New HIV/AIDS Task Force Launched in Malaysia To Focus on Prevention Among Women
Although health officials in Malaysia are recording fewer new HIV/AIDS cases this year, more women are living with the disease, prompting the Ministry of Health to launch an education-focused task force to bolster prevention efforts aimed at women in the country, the New Straits Times reports (Yeow, New Straits Times, 12/17). The task force will focus on implementing mechanisms and strategies recommended by the World Health Organization to educate women about HIV/AIDS with a focus on prevention, Bernama Daily Malaysian News reports. The ministry's efforts to create awareness among women about prevention and safer-sex practices will be "intensified," according to Health Minister Datuk Liow Tiong Lai (Bernama Daily Malaysian News, 12/16). Some of the measures that the task force will implement include distribution of no-cost condoms among sex workers and HIV tests for couples prior to marriage. Lai said, "The Health Ministry strongly recommends that couples go for screening tests before getting married" (New Straits Times, 12/17).

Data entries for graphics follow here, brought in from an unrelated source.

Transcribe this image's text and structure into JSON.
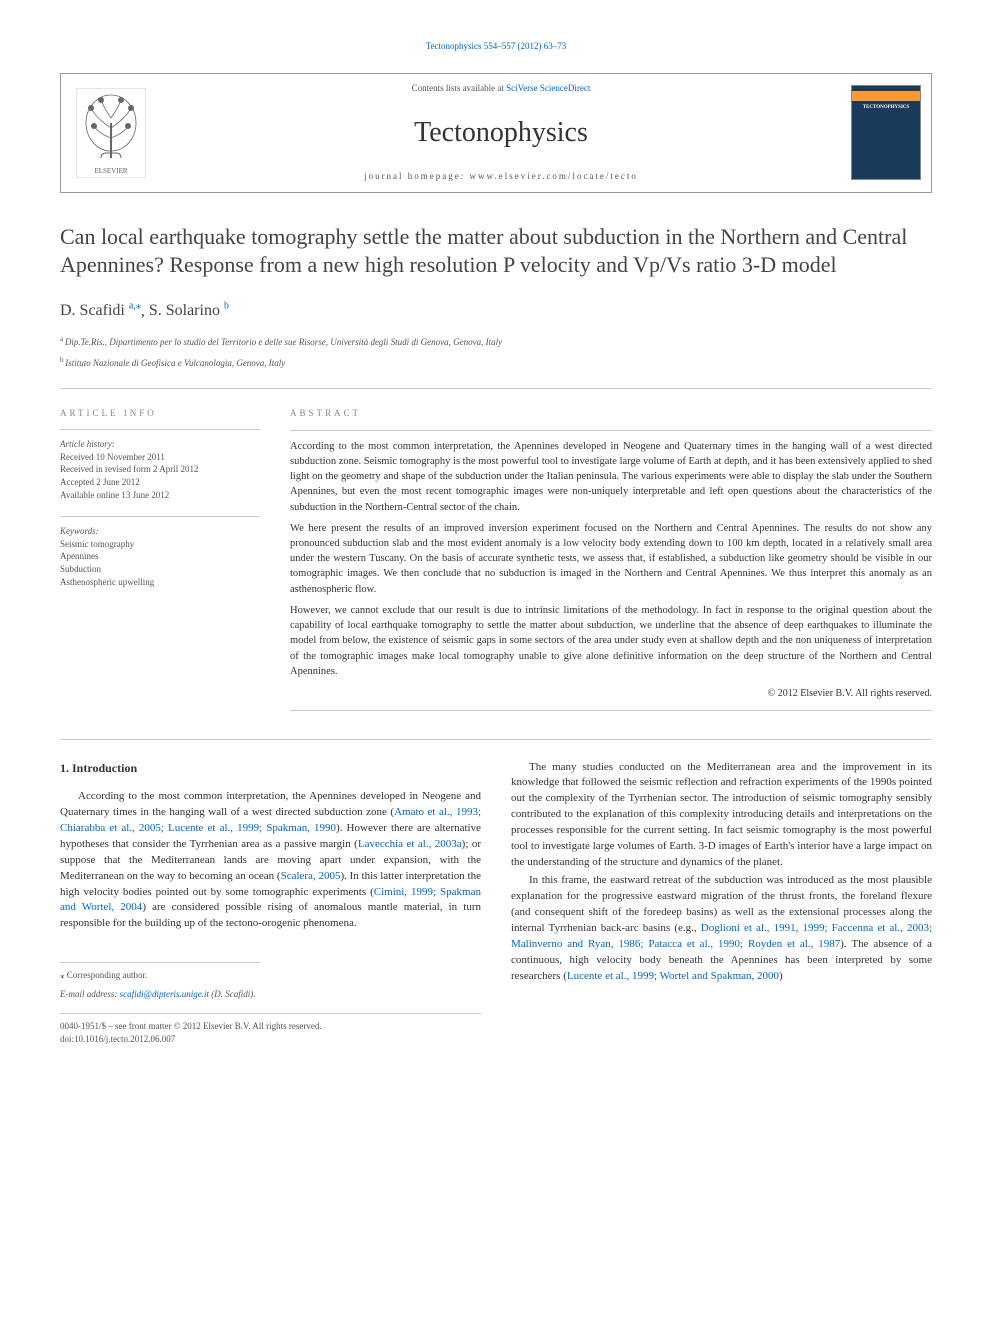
{
  "top_citation": "Tectonophysics 554–557 (2012) 63–73",
  "header": {
    "contents_text": "Contents lists available at",
    "contents_link": "SciVerse ScienceDirect",
    "journal_name": "Tectonophysics",
    "homepage_text": "journal homepage: www.elsevier.com/locate/tecto",
    "cover_label": "TECTONOPHYSICS"
  },
  "article_title": "Can local earthquake tomography settle the matter about subduction in the Northern and Central Apennines? Response from a new high resolution P velocity and Vp/Vs ratio 3-D model",
  "authors": [
    {
      "name": "D. Scafidi",
      "marks": "a,⁎"
    },
    {
      "name": "S. Solarino",
      "marks": "b"
    }
  ],
  "affiliations": [
    {
      "mark": "a",
      "text": "Dip.Te.Ris., Dipartimento per lo studio del Territorio e delle sue Risorse, Università degli Studi di Genova, Genova, Italy"
    },
    {
      "mark": "b",
      "text": "Istituto Nazionale di Geofisica e Vulcanologia, Genova, Italy"
    }
  ],
  "article_info": {
    "heading": "ARTICLE INFO",
    "history_label": "Article history:",
    "history": [
      "Received 10 November 2011",
      "Received in revised form 2 April 2012",
      "Accepted 2 June 2012",
      "Available online 13 June 2012"
    ],
    "keywords_label": "Keywords:",
    "keywords": [
      "Seismic tomography",
      "Apennines",
      "Subduction",
      "Asthenospheric upwelling"
    ]
  },
  "abstract": {
    "heading": "ABSTRACT",
    "paragraphs": [
      "According to the most common interpretation, the Apennines developed in Neogene and Quaternary times in the hanging wall of a west directed subduction zone. Seismic tomography is the most powerful tool to investigate large volume of Earth at depth, and it has been extensively applied to shed light on the geometry and shape of the subduction under the Italian peninsula. The various experiments were able to display the slab under the Southern Apennines, but even the most recent tomographic images were non-uniquely interpretable and left open questions about the characteristics of the subduction in the Northern-Central sector of the chain.",
      "We here present the results of an improved inversion experiment focused on the Northern and Central Apennines. The results do not show any pronounced subduction slab and the most evident anomaly is a low velocity body extending down to 100 km depth, located in a relatively small area under the western Tuscany. On the basis of accurate synthetic tests, we assess that, if established, a subduction like geometry should be visible in our tomographic images. We then conclude that no subduction is imaged in the Northern and Central Apennines. We thus interpret this anomaly as an asthenospheric flow.",
      "However, we cannot exclude that our result is due to intrinsic limitations of the methodology. In fact in response to the original question about the capability of local earthquake tomography to settle the matter about subduction, we underline that the absence of deep earthquakes to illuminate the model from below, the existence of seismic gaps in some sectors of the area under study even at shallow depth and the non uniqueness of interpretation of the tomographic images make local tomography unable to give alone definitive information on the deep structure of the Northern and Central Apennines."
    ],
    "copyright": "© 2012 Elsevier B.V. All rights reserved."
  },
  "body": {
    "section_number": "1.",
    "section_title": "Introduction",
    "left_column": [
      {
        "text": "According to the most common interpretation, the Apennines developed in Neogene and Quaternary times in the hanging wall of a west directed subduction zone (",
        "cite": "Amato et al., 1993; Chiarabba et al., 2005; Lucente et al., 1999; Spakman, 1990",
        "text2": "). However there are alternative hypotheses that consider the Tyrrhenian area as a passive margin (",
        "cite2": "Lavecchia et al., 2003a",
        "text3": "); or suppose that the Mediterranean lands are moving apart under expansion, with the Mediterranean on the way to becoming an ocean (",
        "cite3": "Scalera, 2005",
        "text4": "). In this latter interpretation the high velocity bodies pointed out by some tomographic experiments (",
        "cite4": "Cimini, 1999; Spakman and Wortel, 2004",
        "text5": ") are considered possible rising of anomalous mantle material, in turn responsible for the building up of the tectono-orogenic phenomena."
      }
    ],
    "right_column": [
      {
        "text": "The many studies conducted on the Mediterranean area and the improvement in its knowledge that followed the seismic reflection and refraction experiments of the 1990s pointed out the complexity of the Tyrrhenian sector. The introduction of seismic tomography sensibly contributed to the explanation of this complexity introducing details and interpretations on the processes responsible for the current setting. In fact seismic tomography is the most powerful tool to investigate large volumes of Earth. 3-D images of Earth's interior have a large impact on the understanding of the structure and dynamics of the planet."
      },
      {
        "text": "In this frame, the eastward retreat of the subduction was introduced as the most plausible explanation for the progressive eastward migration of the thrust fronts, the foreland flexure (and consequent shift of the foredeep basins) as well as the extensional processes along the internal Tyrrhenian back-arc basins (e.g., ",
        "cite": "Doglioni et al., 1991, 1999; Faccenna et al., 2003; Malinverno and Ryan, 1986; Patacca et al., 1990; Royden et al., 1987",
        "text2": "). The absence of a continuous, high velocity body beneath the Apennines has been interpreted by some researchers (",
        "cite2": "Lucente et al., 1999; Wortel and Spakman, 2000",
        "text3": ")"
      }
    ]
  },
  "footer": {
    "corr_label": "⁎ Corresponding author.",
    "email_label": "E-mail address:",
    "email": "scafidi@dipteris.unige.it",
    "email_name": "(D. Scafidi).",
    "issn": "0040-1951/$ – see front matter © 2012 Elsevier B.V. All rights reserved.",
    "doi": "doi:10.1016/j.tecto.2012.06.007"
  },
  "colors": {
    "link": "#0066cc",
    "text": "#333333",
    "muted": "#555555",
    "border": "#cccccc"
  }
}
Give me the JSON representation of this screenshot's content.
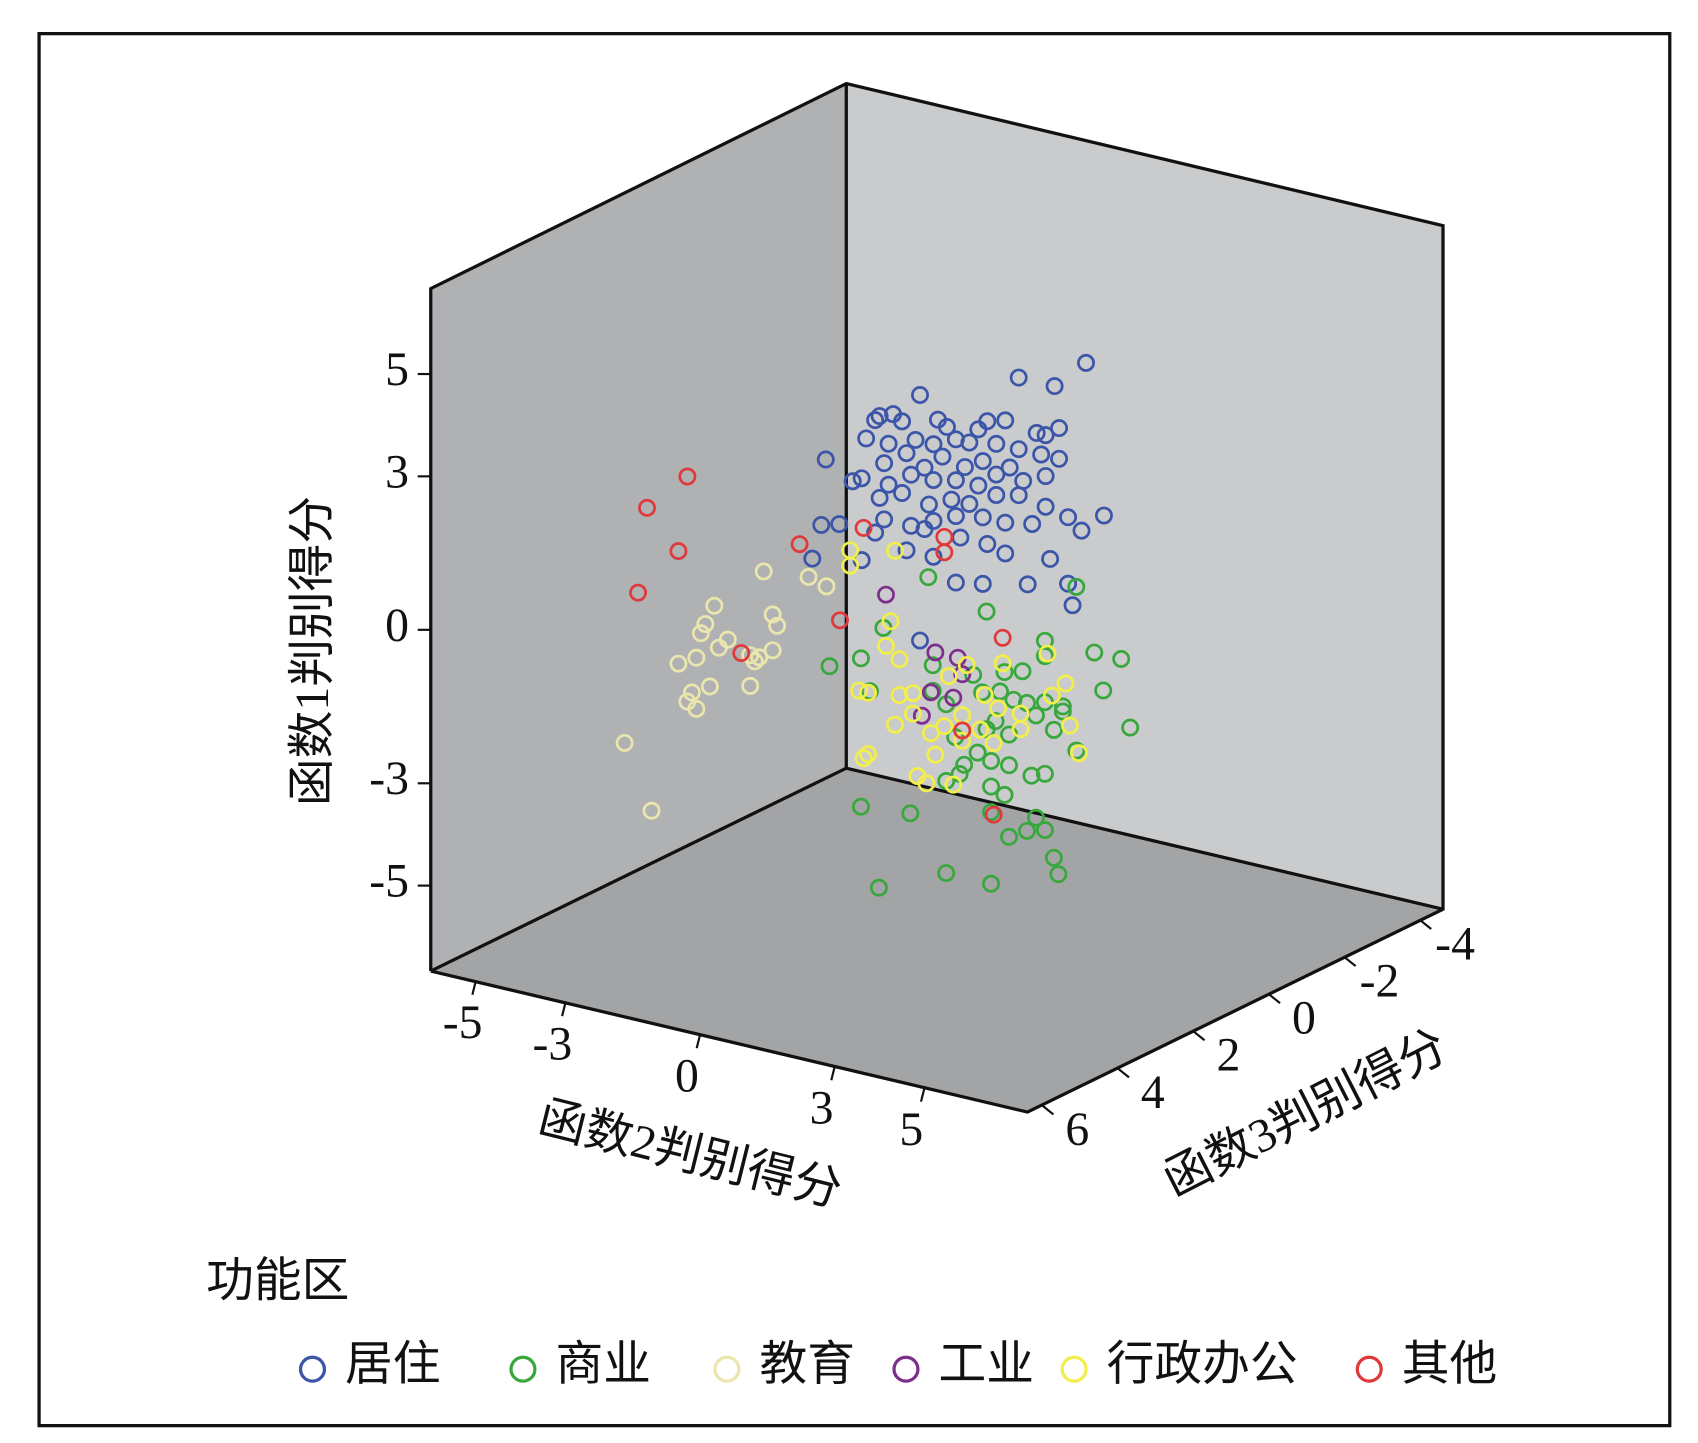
{
  "chart_data": {
    "type": "scatter3d",
    "x_label": "函数2判别得分",
    "y_label": "函数3判别得分",
    "z_label": "函数1判别得分",
    "legend_title": "功能区",
    "xlim": [
      -6,
      7.3
    ],
    "xticks": [
      -5,
      -3,
      0,
      3,
      5
    ],
    "ylim": [
      6.4,
      -4.6
    ],
    "yticks": [
      6,
      4,
      2,
      0,
      -2,
      -4
    ],
    "zlim": [
      -6.67,
      6.67
    ],
    "zticks": [
      5,
      3,
      0,
      -3,
      -5
    ],
    "series": [
      {
        "name": "居住",
        "color": "#3b55a8",
        "x": [
          4.9,
          3.4,
          4.2,
          1.2,
          0.3,
          0.6,
          0.2,
          0.8,
          1.6,
          1.8,
          2.5,
          2.7,
          3.1,
          4.3,
          0.0,
          0.5,
          1.1,
          1.5,
          2.0,
          2.3,
          2.9,
          3.8,
          4.0,
          3.4,
          -0.9,
          0.4,
          0.9,
          1.3,
          1.7,
          2.2,
          2.6,
          3.2,
          3.9,
          4.3,
          -0.1,
          0.5,
          1.0,
          1.5,
          2.0,
          2.5,
          2.9,
          3.5,
          4.0,
          0.3,
          0.8,
          1.4,
          1.9,
          2.3,
          2.9,
          3.4,
          4.0,
          0.4,
          1.0,
          1.5,
          2.0,
          2.6,
          3.1,
          3.7,
          4.5,
          5.3,
          4.8,
          -1.0,
          -0.6,
          0.2,
          1.3,
          2.1,
          2.7,
          3.1,
          4.1,
          -1.2,
          -0.1,
          0.9,
          1.5,
          2.0,
          2.6,
          3.6,
          4.5,
          4.6,
          1.2,
          -0.3
        ],
        "y": [
          2,
          2,
          2,
          2,
          2,
          2,
          2,
          2,
          2,
          2,
          2,
          2,
          2,
          2,
          2,
          2,
          2,
          2,
          2,
          2,
          2,
          2,
          2,
          2,
          2,
          2,
          2,
          2,
          2,
          2,
          2,
          2,
          2,
          2,
          2,
          2,
          2,
          2,
          2,
          2,
          2,
          2,
          2,
          2,
          2,
          2,
          2,
          2,
          2,
          2,
          2,
          2,
          2,
          2,
          2,
          2,
          2,
          2,
          2,
          2,
          2,
          2,
          2,
          2,
          2,
          2,
          2,
          2,
          2,
          2,
          2,
          2,
          2,
          2,
          2,
          2,
          2,
          2,
          2,
          2
        ],
        "z": [
          5.9,
          5.3,
          5.3,
          4.5,
          3.9,
          4.0,
          3.8,
          3.9,
          4.1,
          4.0,
          4.1,
          4.3,
          4.4,
          4.5,
          3.4,
          3.4,
          3.6,
          3.6,
          3.8,
          3.8,
          3.9,
          4.3,
          4.3,
          3.9,
          2.8,
          3.0,
          3.3,
          3.1,
          3.4,
          3.3,
          3.5,
          3.5,
          3.9,
          3.9,
          2.6,
          2.6,
          2.9,
          2.9,
          3.0,
          3.0,
          3.3,
          3.3,
          3.5,
          2.3,
          2.5,
          2.4,
          2.6,
          2.6,
          2.9,
          3.0,
          2.9,
          1.9,
          1.9,
          2.1,
          2.3,
          2.4,
          2.4,
          2.5,
          2.8,
          3.0,
          2.6,
          1.5,
          1.6,
          1.6,
          1.9,
          1.9,
          1.9,
          1.8,
          1.9,
          0.8,
          1.0,
          1.4,
          1.4,
          1.0,
          1.1,
          1.3,
          1.5,
          1.1,
          -0.3,
          2.5
        ]
      },
      {
        "name": "商业",
        "color": "#38a83c",
        "x": [
          3.0,
          -0.3,
          1.0,
          2.3,
          3.4,
          4.0,
          -1.3,
          -2.5,
          -1.8,
          -1.6,
          -0.2,
          0.7,
          1.4,
          1.8,
          2.3,
          3.6,
          4.2,
          -0.2,
          0.1,
          0.9,
          1.3,
          1.6,
          1.9,
          2.3,
          2.7,
          1.0,
          1.2,
          1.5,
          2.1,
          2.5,
          3.0,
          0.3,
          0.8,
          1.1,
          1.5,
          2.0,
          2.3,
          0.1,
          0.5,
          1.1,
          1.4,
          -0.7,
          -1.8,
          2.1,
          2.3,
          1.9,
          1.5,
          1.1,
          2.5,
          2.6,
          0.1,
          1.1,
          -1.4,
          0.4,
          2.7
        ],
        "y": [
          0,
          0,
          0,
          0,
          0,
          0,
          0,
          0,
          0,
          0,
          0,
          0,
          0,
          0,
          0,
          0,
          0,
          0,
          0,
          0,
          0,
          0,
          0,
          0,
          0,
          0,
          0,
          0,
          0,
          0,
          0,
          0,
          0,
          0,
          0,
          0,
          0,
          0,
          0,
          0,
          0,
          0,
          0,
          0,
          0,
          0,
          0,
          0,
          0,
          0,
          0,
          0,
          0,
          0,
          0
        ],
        "z": [
          0.4,
          -0.1,
          -0.5,
          -0.8,
          -0.8,
          -0.8,
          -1.3,
          -2.3,
          -2.0,
          -2.6,
          -1.8,
          -1.8,
          -1.6,
          -1.5,
          -1.1,
          -1.5,
          -2.1,
          -2.3,
          -2.5,
          -2.1,
          -2.0,
          -2.1,
          -2.1,
          -2.0,
          -2.0,
          -2.8,
          -2.6,
          -2.8,
          -2.3,
          -2.5,
          -2.8,
          -3.1,
          -3.3,
          -3.4,
          -3.4,
          -3.5,
          -3.4,
          -4.0,
          -3.6,
          -3.9,
          -4.0,
          -4.8,
          -4.9,
          -4.3,
          -4.5,
          -4.6,
          -4.8,
          -4.4,
          -5.0,
          -5.3,
          -5.8,
          -5.8,
          -6.4,
          -3.8,
          -2.1
        ]
      },
      {
        "name": "教育",
        "color": "#ebe6ad",
        "x": [
          -0.6,
          -1.7,
          -1.9,
          -0.4,
          -0.3,
          -2.0,
          -1.6,
          -1.4,
          -0.9,
          -0.7,
          -0.4,
          -2.5,
          -2.1,
          -2.2,
          -1.8,
          -0.9,
          -2.3,
          -2.1,
          -3.7,
          -3.1,
          0.8,
          0.4,
          -0.8
        ],
        "y": [
          4,
          4,
          4,
          4,
          4,
          4,
          4,
          4,
          4,
          4,
          4,
          4,
          4,
          4,
          4,
          4,
          4,
          4,
          4,
          4,
          4,
          4,
          4
        ],
        "z": [
          1.4,
          0.5,
          0.1,
          0.6,
          0.4,
          -0.1,
          -0.3,
          -0.1,
          -0.3,
          -0.3,
          -0.1,
          -0.8,
          -0.6,
          -1.3,
          -1.1,
          -0.9,
          -1.5,
          -1.6,
          -2.6,
          -3.8,
          1.4,
          1.5,
          -0.4
        ]
      },
      {
        "name": "工业",
        "color": "#7d2f8c",
        "x": [
          -0.4,
          0.7,
          1.2,
          0.6,
          1.3,
          0.4,
          1.1
        ],
        "y": [
          1,
          1,
          1,
          1,
          1,
          1,
          1
        ],
        "z": [
          -0.1,
          -1.0,
          -1.0,
          -1.8,
          -1.3,
          -2.3,
          -1.8
        ]
      },
      {
        "name": "行政办公",
        "color": "#f2ee4a",
        "x": [
          -1.2,
          -1.2,
          -0.2,
          -0.3,
          -0.4,
          -0.1,
          -1.0,
          -0.1,
          0.2,
          1.0,
          1.4,
          1.8,
          2.1,
          2.6,
          3.2,
          3.6,
          3.7,
          3.9,
          0.2,
          -0.2,
          0.6,
          0.9,
          1.3,
          1.7,
          2.6,
          -0.9,
          -0.8,
          0.7,
          1.3,
          2.0,
          0.3,
          0.5,
          1.1,
          2.2,
          3.3,
          -0.8
        ],
        "y": [
          1,
          1,
          1,
          1,
          1,
          1,
          1,
          1,
          1,
          1,
          1,
          1,
          1,
          1,
          1,
          1,
          1,
          1,
          1,
          1,
          1,
          1,
          1,
          1,
          1,
          1,
          1,
          1,
          1,
          1,
          1,
          1,
          1,
          1,
          1,
          1
        ],
        "z": [
          0.6,
          0.3,
          0.8,
          -0.6,
          -1.1,
          -1.3,
          -2.1,
          -2.0,
          -1.9,
          -1.4,
          -1.1,
          -1.6,
          -1.8,
          -1.8,
          -0.5,
          -1.0,
          -1.8,
          -2.3,
          -2.3,
          -2.6,
          -2.6,
          -2.4,
          -2.1,
          -2.3,
          -2.1,
          -3.4,
          -3.3,
          -3.0,
          -2.6,
          -2.5,
          -3.5,
          -3.6,
          -3.5,
          -0.9,
          -1.3,
          -2.1
        ]
      },
      {
        "name": "其他",
        "color": "#e0393c",
        "x": [
          -2.3,
          -3.2,
          -2.5,
          -3.4,
          0.2,
          1.1,
          -1.1,
          -0.9,
          0.9,
          0.9,
          2.2,
          1.3,
          2.0
        ],
        "y": [
          4,
          4,
          4,
          4,
          4,
          4,
          4,
          1,
          1,
          1,
          1,
          1,
          1
        ],
        "z": [
          2.9,
          2.1,
          1.4,
          0.4,
          2.1,
          0.8,
          -0.3,
          1.1,
          1.3,
          1.0,
          -0.4,
          -2.4,
          -3.9
        ]
      }
    ]
  }
}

Women accounted for 16.3% of the 80,938 new HIV cases recorded in Malaysia last year, and Lai called the trend "increasingly worrying" (Bernama Daily Malaysian News, 12/16). According to health ministry data, 75% of new cases among women occurred in women ages 20 to 39, and 60% of the women were married (New Straits Times, 12/17). In addition, 70% of women living with HIV contracted the disease through heterosexual contact (Bernama Daily Malaysian News, 12/16).
In the last nine months, 2,589 new HIV cases were reported in the country compared with 4,549 new cases reported last year. Lai said that if the decline continues, Malaysia will be ahead of schedule in meeting the HIV/AIDS targets in the United Nations Millennium Development Goals (New Straits Times, 12/17).